2.真核表达系统（酵母、昆虫细胞、哺乳动物细胞）

    酵母表达系统（如毕赤酵母）：兼具原核的低成本和真核的基础修饰能力，可进行糖基化和二硫键形成，表达量中等，适合中等复杂度蛋白（如单链抗体、酶类）。

    昆虫细胞表达系统（如杆状病毒载体）：修饰更接近哺乳动物细胞，能表达膜蛋白、多亚基复合物，表达量较高，适合功能验证类实验。

    哺乳动物细胞表达系统（如CHO、HEK293细胞）：可进行最接近天然状态的翻译后修饰（如复杂糖基化、磷酸化），蛋白折叠正确，活性与天然蛋白一致，但培养成本高、表达量低、操作复杂。

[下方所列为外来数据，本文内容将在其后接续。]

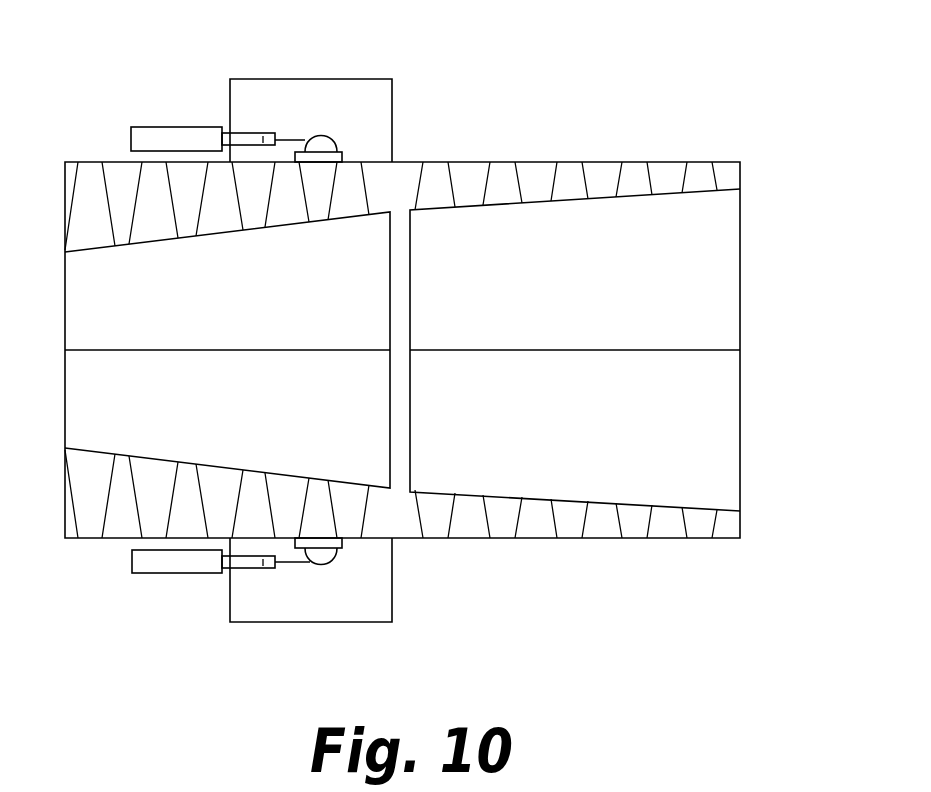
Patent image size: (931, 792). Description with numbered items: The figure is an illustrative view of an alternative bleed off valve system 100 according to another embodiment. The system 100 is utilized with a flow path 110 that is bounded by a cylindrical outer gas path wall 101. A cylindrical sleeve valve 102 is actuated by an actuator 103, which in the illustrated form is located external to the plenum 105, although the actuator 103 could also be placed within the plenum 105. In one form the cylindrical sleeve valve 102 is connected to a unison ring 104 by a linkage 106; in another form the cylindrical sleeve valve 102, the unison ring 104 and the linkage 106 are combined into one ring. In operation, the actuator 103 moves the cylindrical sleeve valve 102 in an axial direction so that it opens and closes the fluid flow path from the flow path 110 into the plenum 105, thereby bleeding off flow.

The bleed off valve system 100 is at (552, 61).
The cylindrical outer gas path wall 101 is at (352, 162).
The cylindrical sleeve valve 102 is at (333, 152).
The actuator 103 is at (195, 127).
The unison ring 104 is at (245, 128).
The plenum 105 is at (308, 118).
The linkage 106 is at (293, 140).
The flow path 110 is at (190, 185).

    共同优势：能实现蛋白正确折叠和修饰，保障蛋白天然功能。

    共同局限：成本高于原核，实验周期更长，技术门槛更高。

 

二、基于蛋白结构和功能的选择逻辑

1、优先判断蛋白是否需要翻译后修饰：

    无需修饰（无糖基化位点、无复杂二硫键）：选原核表达系统，兼顾效率和成本。

    需要基础修饰（简单糖基化、二硫键配对）：选酵母表达系统，平衡成本与修饰需求。

    需要复杂修饰（复杂糖基化、磷酸化、酰基化）或膜蛋白、多亚基复合物：选昆虫细胞或哺乳动物细胞表达系统。

 

2、结合蛋白功能需求：

    仅用于抗原制备、蛋白结构分析（无需活性）：原核系统足够，可通过变性复性处理包涵体。

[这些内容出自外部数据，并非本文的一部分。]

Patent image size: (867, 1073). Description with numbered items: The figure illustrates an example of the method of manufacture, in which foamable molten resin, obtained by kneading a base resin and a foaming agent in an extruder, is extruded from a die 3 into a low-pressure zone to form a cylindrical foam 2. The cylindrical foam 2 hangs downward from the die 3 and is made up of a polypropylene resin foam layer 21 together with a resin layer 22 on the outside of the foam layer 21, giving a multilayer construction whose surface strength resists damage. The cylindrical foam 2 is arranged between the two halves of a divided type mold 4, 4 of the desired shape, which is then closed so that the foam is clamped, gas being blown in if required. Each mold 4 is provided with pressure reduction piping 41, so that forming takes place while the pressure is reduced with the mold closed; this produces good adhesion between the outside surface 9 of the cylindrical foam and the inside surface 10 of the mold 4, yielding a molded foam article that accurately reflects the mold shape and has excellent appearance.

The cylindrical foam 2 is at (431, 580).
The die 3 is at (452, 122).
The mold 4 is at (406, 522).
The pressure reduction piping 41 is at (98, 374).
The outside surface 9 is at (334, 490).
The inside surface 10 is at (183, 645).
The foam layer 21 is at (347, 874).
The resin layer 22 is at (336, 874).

    用于体外活性检测、体内功能实验、药物研发（需天然活性）：优先真核系统，尤其是哺乳动物细胞（针对人体蛋白）。

 

3、考虑实际实验限制：

    预算有限、实验周期紧张、需大量蛋白：原核或酵母系统。

    预算充足、追求蛋白高活性和天然结构：哺乳动物细胞系统。